Having shown itself as willing to nominate a Democrat, I figure the editorial board (which is a misnomer for “the boss” Terry Egger) will nominate Mitt the Romney for President. Making Republicans (and Kevin O’Brien) happy. …
I read the Plain Dealer’s editorials, just like Roldo does, and I think he’s catching on to a trend. But first, a little background, from Roldo’s column:
You may remember the debacle in 2004 after the board chose John Kerry as its Presidential endorsee. Oh, wait. Publisher Alex Machaskee then ordered it changed to the other guy – George Bush. After some internal wrangling, the PD choose the silliest way out. The paper punted. It didn’t endorse anyone. It made a fool of the paper nationally.
After Terrance Egger succeeded Machaskee in 2006, he was often asked about the 2004 non-endorsement. Though Egger is a Republican who nudged a liberal editorial board toward the center as St. Louis Post-Dispatch publisher, he reassured Clevelanders he wouldn’t pull a Machaskee.
“We will endorse,” Egger told a City Club audience in August 2006. “Whose decision that will be will be the editorial board’s. And I mean that.”
He was implying that, as publisher, he wouldn’t use his authority to overrule the rest of the board. (See my Jan. 2007 story "The New Dealer" for more on this.)
Sure enough, when the paper endorsed Barack Obama in 2008, the editorial carried an unusual tagline that named all the members of the usually anonymous editorial board who voted on the endorsement.
The PD’s endorsements have swung back to the right since then. The paper recommended John Kasich for governor in 2010 and endorsed last year’s Issue 2, also known as Senate Bill 5, which would’ve severely restricted the power of public-employee unions. Both editorials sounded strained, written by committee, like unsuccessful efforts to reconcile deep internal divisions.

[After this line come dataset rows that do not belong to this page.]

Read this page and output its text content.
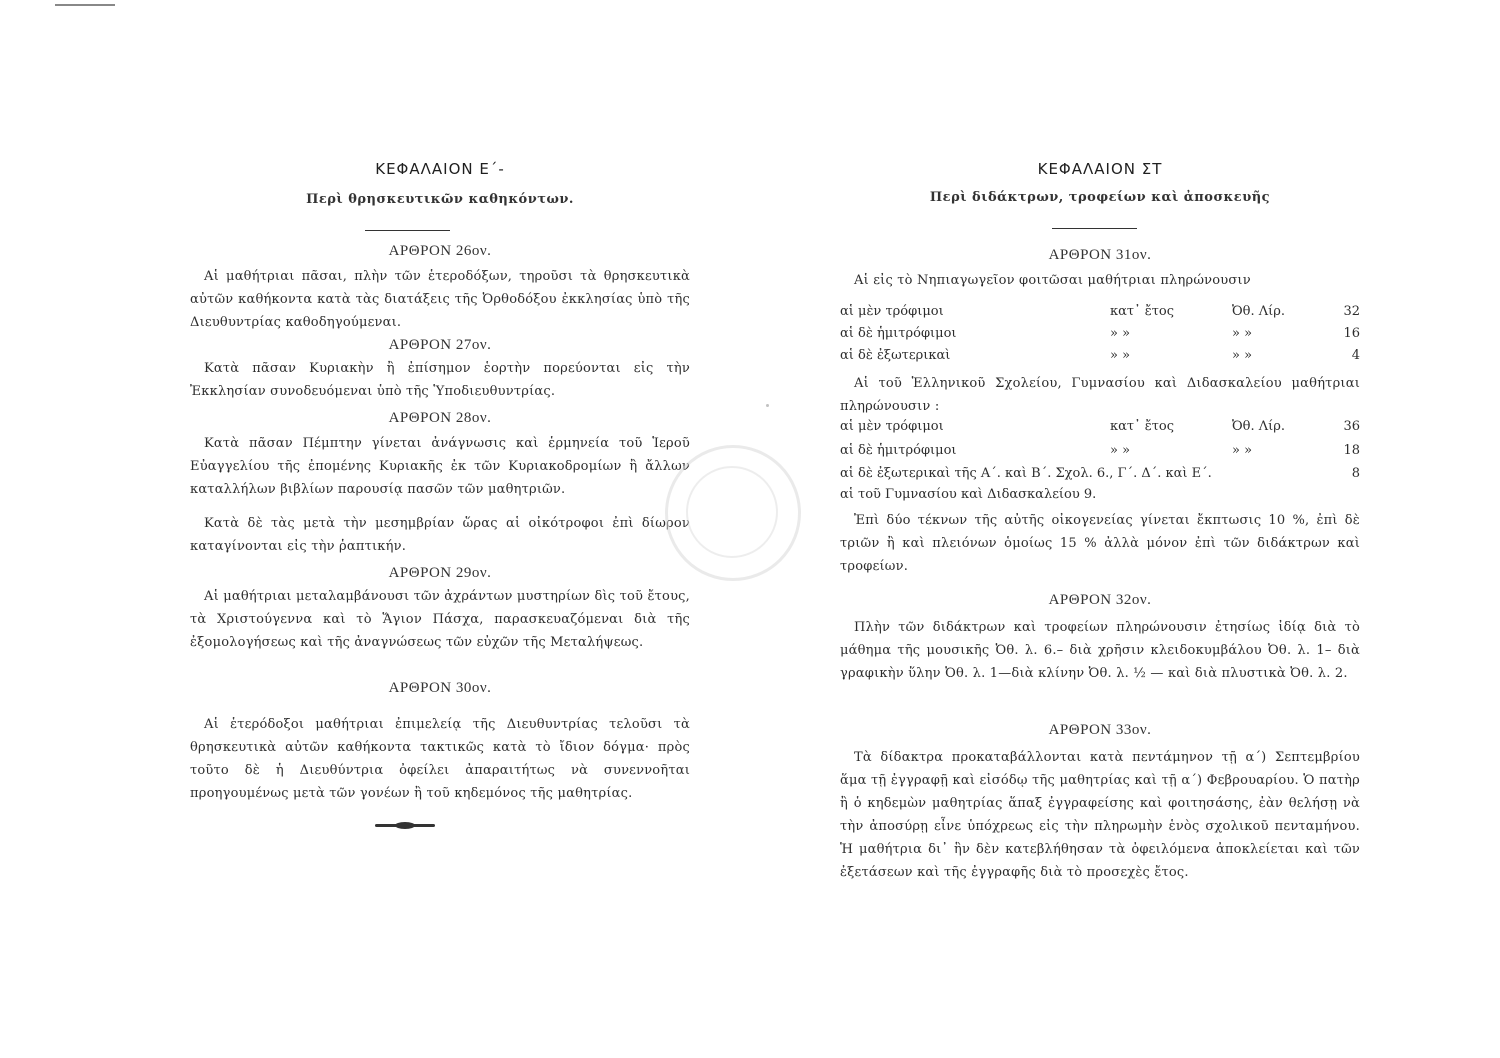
ΚΕΦΑΛΑΙΟΝ Ε΄-
Περὶ θρησκευτικῶν καθηκόντων.
ΑΡΘΡΟΝ 26ον.
Αἱ μαθήτριαι πᾶσαι, πλὴν τῶν ἑτεροδόξων, τηροῦσι τὰ θρησκευτικὰ αὐτῶν καθήκοντα κατὰ τὰς διατάξεις τῆς Ὀρθοδόξου ἐκκλησίας ὑπὸ τῆς Διευθυντρίας καθοδηγούμεναι.
ΑΡΘΡΟΝ 27ον.
Κατὰ πᾶσαν Κυριακὴν ἢ ἐπίσημον ἑορτὴν πορεύονται εἰς τὴν Ἐκκλησίαν συνοδευόμεναι ὑπὸ τῆς Ὑποδιευθυντρίας.
ΑΡΘΡΟΝ 28ον.
Κατὰ πᾶσαν Πέμπτην γίνεται ἀνάγνωσις καὶ ἑρμηνεία τοῦ Ἱεροῦ Εὐαγγελίου τῆς ἐπομένης Κυριακῆς ἐκ τῶν Κυριακοδρομίων ἢ ἄλλων καταλλήλων βιβλίων παρουσίᾳ πασῶν τῶν μαθητριῶν.
Κατὰ δὲ τὰς μετὰ τὴν μεσημβρίαν ὥρας αἱ οἰκότροφοι ἐπὶ δίωρον καταγίνονται εἰς τὴν ῥαπτικήν.
ΑΡΘΡΟΝ 29ον.
Αἱ μαθήτριαι μεταλαμβάνουσι τῶν ἀχράντων μυστηρίων δὶς τοῦ ἔτους, τὰ Χριστούγεννα καὶ τὸ Ἅγιον Πάσχα, παρασκευαζόμεναι διὰ τῆς ἐξομολογήσεως καὶ τῆς ἀναγνώσεως τῶν εὐχῶν τῆς Μεταλήψεως.
ΑΡΘΡΟΝ 30ον.
Αἱ ἑτερόδοξοι μαθήτριαι ἐπιμελείᾳ τῆς Διευθυντρίας τελοῦσι τὰ θρησκευτικὰ αὐτῶν καθήκοντα τακτικῶς κατὰ τὸ ἴδιον δόγμα· πρὸς τοῦτο δὲ ἡ Διευθύντρια ὀφείλει ἀπαραιτήτως νὰ συνεννοῆται προηγουμένως μετὰ τῶν γονέων ἢ τοῦ κηδεμόνος τῆς μαθητρίας.
ΚΕΦΑΛΑΙΟΝ ΣΤ
Περὶ διδάκτρων, τροφείων καὶ ἀποσκευῆς
ΑΡΘΡΟΝ 31ον.
Αἱ εἰς τὸ Νηπιαγωγεῖον φοιτῶσαι μαθήτριαι πληρώνουσιν
αἱ μὲν τρόφιμοι	κατ᾽ ἔτος	Ὀθ. Λίρ.	32
αἱ δὲ ἡμιτρόφιμοι	» »	» »	16
αἱ δὲ ἐξωτερικαὶ	» »	» »	4
Αἱ τοῦ Ἑλληνικοῦ Σχολείου, Γυμνασίου καὶ Διδασκαλείου μαθήτριαι πληρώνουσιν :
αἱ μὲν τρόφιμοι	κατ᾽ ἔτος	Ὀθ. Λίρ.	36
αἱ δὲ ἡμιτρόφιμοι	» »	» »	18
αἱ δὲ ἐξωτερικαὶ τῆς Α΄. καὶ Β΄. Σχολ. 6., Γ΄. Δ΄. καὶ Ε΄.	8
αἱ τοῦ Γυμνασίου καὶ Διδασκαλείου 9.
Ἐπὶ δύο τέκνων τῆς αὐτῆς οἰκογενείας γίνεται ἔκπτωσις 10 %, ἐπὶ δὲ τριῶν ἢ καὶ πλειόνων ὁμοίως 15 % ἀλλὰ μόνον ἐπὶ τῶν διδάκτρων καὶ τροφείων.
ΑΡΘΡΟΝ 32ον.
Πλὴν τῶν διδάκτρων καὶ τροφείων πληρώνουσιν ἐτησίως ἰδίᾳ διὰ τὸ μάθημα τῆς μουσικῆς Ὀθ. λ. 6.– διὰ χρῆσιν κλειδοκυμβάλου Ὀθ. λ. 1– διὰ γραφικὴν ὕλην Ὀθ. λ. 1—διὰ κλίνην Ὀθ. λ. ½ — καὶ διὰ πλυστικὰ Ὀθ. λ. 2.
ΑΡΘΡΟΝ 33ον.
Τὰ δίδακτρα προκαταβάλλονται κατὰ πεντάμηνον τῇ α΄) Σεπτεμβρίου ἅμα τῇ ἐγγραφῇ καὶ εἰσόδῳ τῆς μαθητρίας καὶ τῇ α΄) Φεβρουαρίου. Ὁ πατὴρ ἢ ὁ κηδεμὼν μαθητρίας ἅπαξ ἐγγραφείσης καὶ φοιτησάσης, ἐὰν θελήσῃ νὰ τὴν ἀποσύρῃ εἶνε ὑπόχρεως εἰς τὴν πληρωμὴν ἑνὸς σχολικοῦ πενταμήνου. Ἡ μαθήτρια δι᾽ ἣν δὲν κατεβλήθησαν τὰ ὀφειλόμενα ἀποκλείεται καὶ τῶν ἐξετάσεων καὶ τῆς ἐγγραφῆς διὰ τὸ προσεχὲς ἔτος.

The Kasich endorsement called on the governor to cut out his “Red Bull style” and his habits as a “Fox News provocateur.” And the pro-SB5 editorial was probably the paper’s worst-argued in years. Naively, it called for Kasich to go back to the bargaining table if voters approved SB5 to negotiate away its most divisive provisions. But the law would’ve given Kasich total victory over the unions, leaving them with no leverage and the governor with no reason to bargain. It was as if the Plain Dealer had no idea how power works.

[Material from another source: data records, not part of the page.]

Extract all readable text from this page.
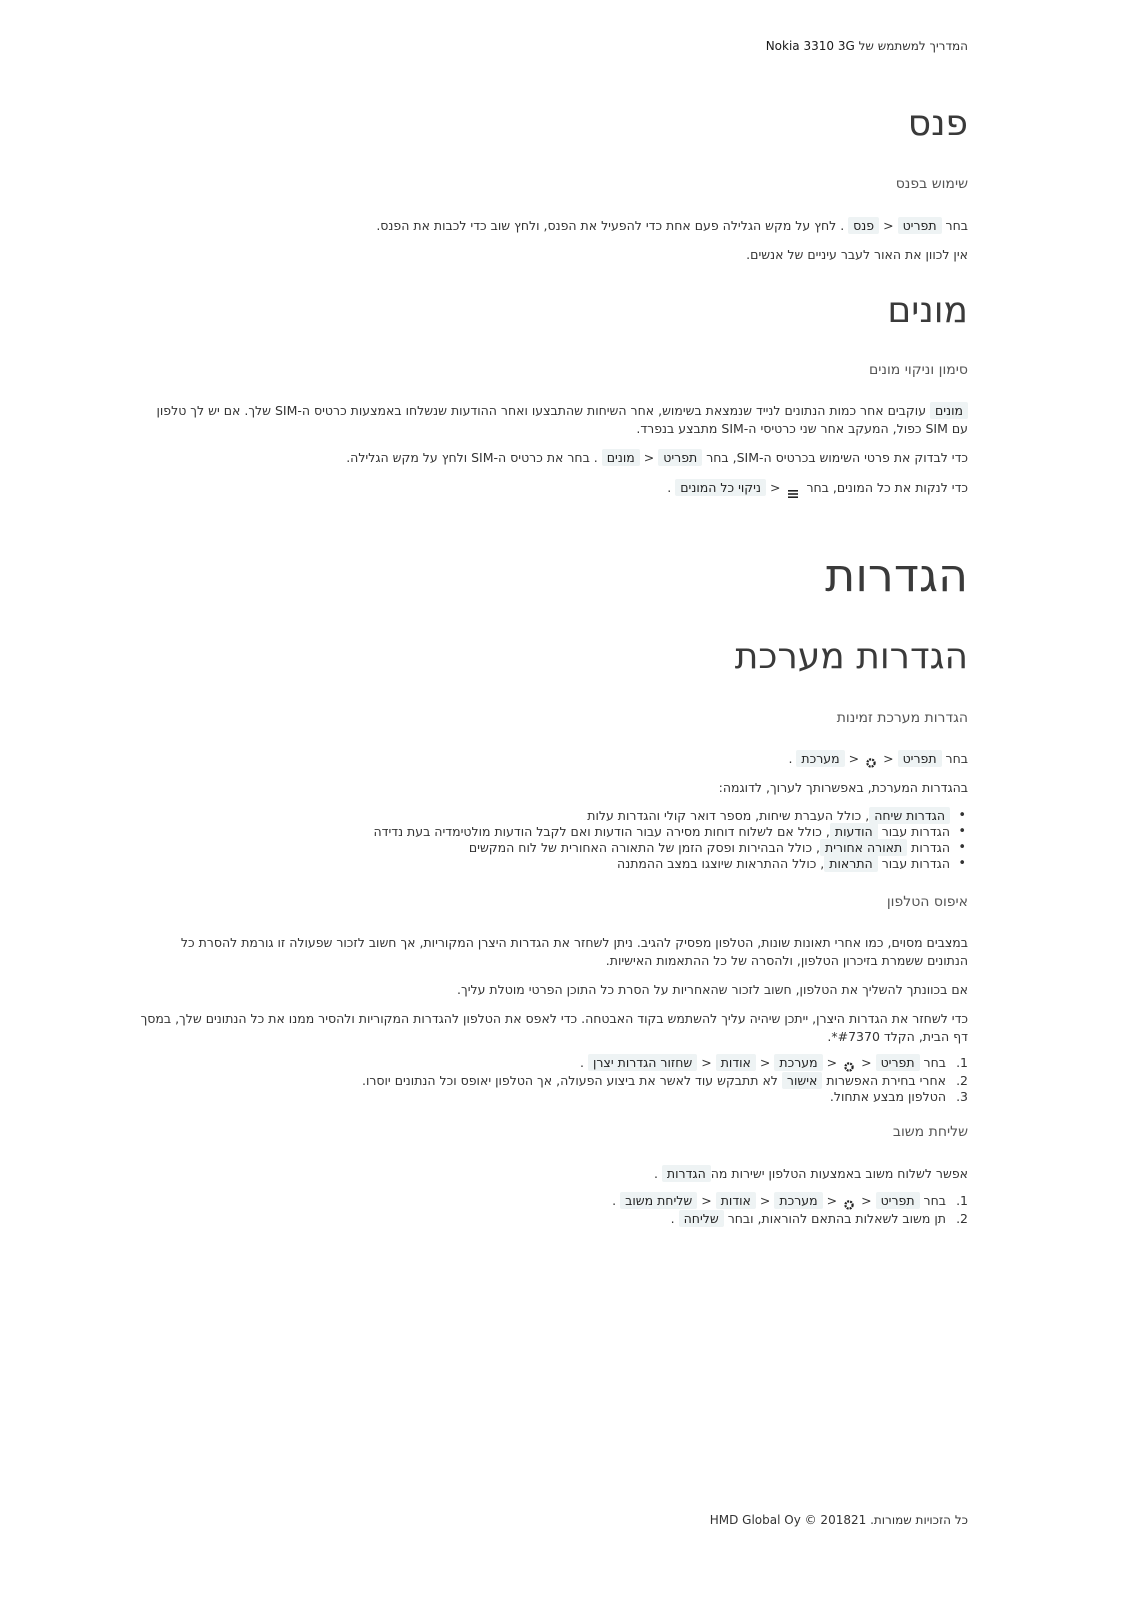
המדריך למשתמש של Nokia 3310 3G
פנס
שימוש בפנס
בחר תפריט<פנס . לחץ על מקש הגלילה פעם אחת כדי להפעיל את הפנס, ולחץ שוב כדי לכבות את הפנס.
אין לכוון את האור לעבר עיניים של אנשים.
מונים
סימון וניקוי מונים
מונים עוקבים אחר כמות הנתונים לנייד שנמצאת בשימוש, אחר השיחות שהתבצעו ואחר ההודעות שנשלחו באמצעות כרטיס ה-SIM שלך. אם יש לך טלפון
עם SIM כפול, המעקב אחר שני כרטיסי ה-SIM מתבצע בנפרד.
כדי לבדוק את פרטי השימוש בכרטיס ה-SIM, בחר תפריט<מונים . בחר את כרטיס ה-SIM ולחץ על מקש הגלילה.
כדי לנקות את כל המונים, בחר <ניקוי כל המונים .
הגדרות
הגדרות מערכת
הגדרות מערכת זמינות
בחר תפריט<<מערכת .
בהגדרות המערכת, באפשרותך לערוך, לדוגמה:
• הגדרות שיחה, כולל העברת שיחות, מספר דואר קולי והגדרות עלות
• הגדרות עבור הודעות, כולל אם לשלוח דוחות מסירה עבור הודעות ואם לקבל הודעות מולטימדיה בעת נדידה
• הגדרות תאורה אחורית, כולל הבהירות ופסק הזמן של התאורה האחורית של לוח המקשים
• הגדרות עבור התראות, כולל ההתראות שיוצגו במצב ההמתנה
איפוס הטלפון
במצבים מסוים, כמו אחרי תאונות שונות, הטלפון מפסיק להגיב. ניתן לשחזר את הגדרות היצרן המקוריות, אך חשוב לזכור שפעולה זו גורמת להסרת כל
הנתונים ששמרת בזיכרון הטלפון, ולהסרה של כל ההתאמות האישיות.
אם בכוונתך להשליך את הטלפון, חשוב לזכור שהאחריות על הסרת כל התוכן הפרטי מוטלת עליך.
כדי לשחזר את הגדרות היצרן, ייתכן שיהיה עליך להשתמש בקוד האבטחה. כדי לאפס את הטלפון להגדרות המקוריות ולהסיר ממנו את כל הנתונים שלך, במסך
דף הבית, הקלד #7370*.
1.
בחר תפריט<<מערכת<אודות<שחזור הגדרות יצרן .
2.
אחרי בחירת האפשרות אישור לא תתבקש עוד לאשר את ביצוע הפעולה, אך הטלפון יאופס וכל הנתונים יוסרו.
3.
הטלפון מבצע אתחול.
שליחת משוב
אפשר לשלוח משוב באמצעות הטלפון ישירות מההגדרות .
1.
בחר תפריט<<מערכת<אודות<שליחת משוב .
2.
תן משוב לשאלות בהתאם להוראות, ובחר שליחה .
כל הזכויות שמורות. HMD Global Oy © 201821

Roldo implies Egger controls the endorsements. I don’t know if that’s true, but it’s safe to say that Egger is one of the board’s more conservative members. He’s likely to have played a major role in the Kasich and SB5 decisions.
Follow the trend from the last two years, and it’s easy to imagine the PD dismissing Obama as a disappointment and endorsing Romney, while trying to appease the dissenters with a rose-colored call for him to embrace his Massachusetts-moderate past once elected.
Editorial page endorsements aren’t as influential as they were in newspapers’ golden age, especially in presidential elections. A thousand voices are deluging Ohioans with screams and roars and tweets about Romney and Obama. Voters can make up their minds about a president without the Big Voice of the Big City Paper weighing in.
Still, Clevelanders’ reaction to the 2004 cop-out suggests they'll still care what the Plain Dealer says. Major endorsements let readers know where an editorial page stands, what its values are. And as Roldo says, the paper’s in an interesting position: it has a centrist editorial page in a Democratic metro area, so a Romney endorsement could anger a lot of readers.
So, yes, Clevelanders will pay attention to the paper’s presidential decision. Even if it says more about the editorial page than it does about Obama or Romney.
Update, 7/23: A Plain Dealer editorial yesterday called on Romney to release more tax returns. "He is basing his candidacy largely on his success in the private sector and first-hand knowledge of job creation," it says. "Voters expect and deserve a look behind the curtain." Hmm, is that a hint of skepticism?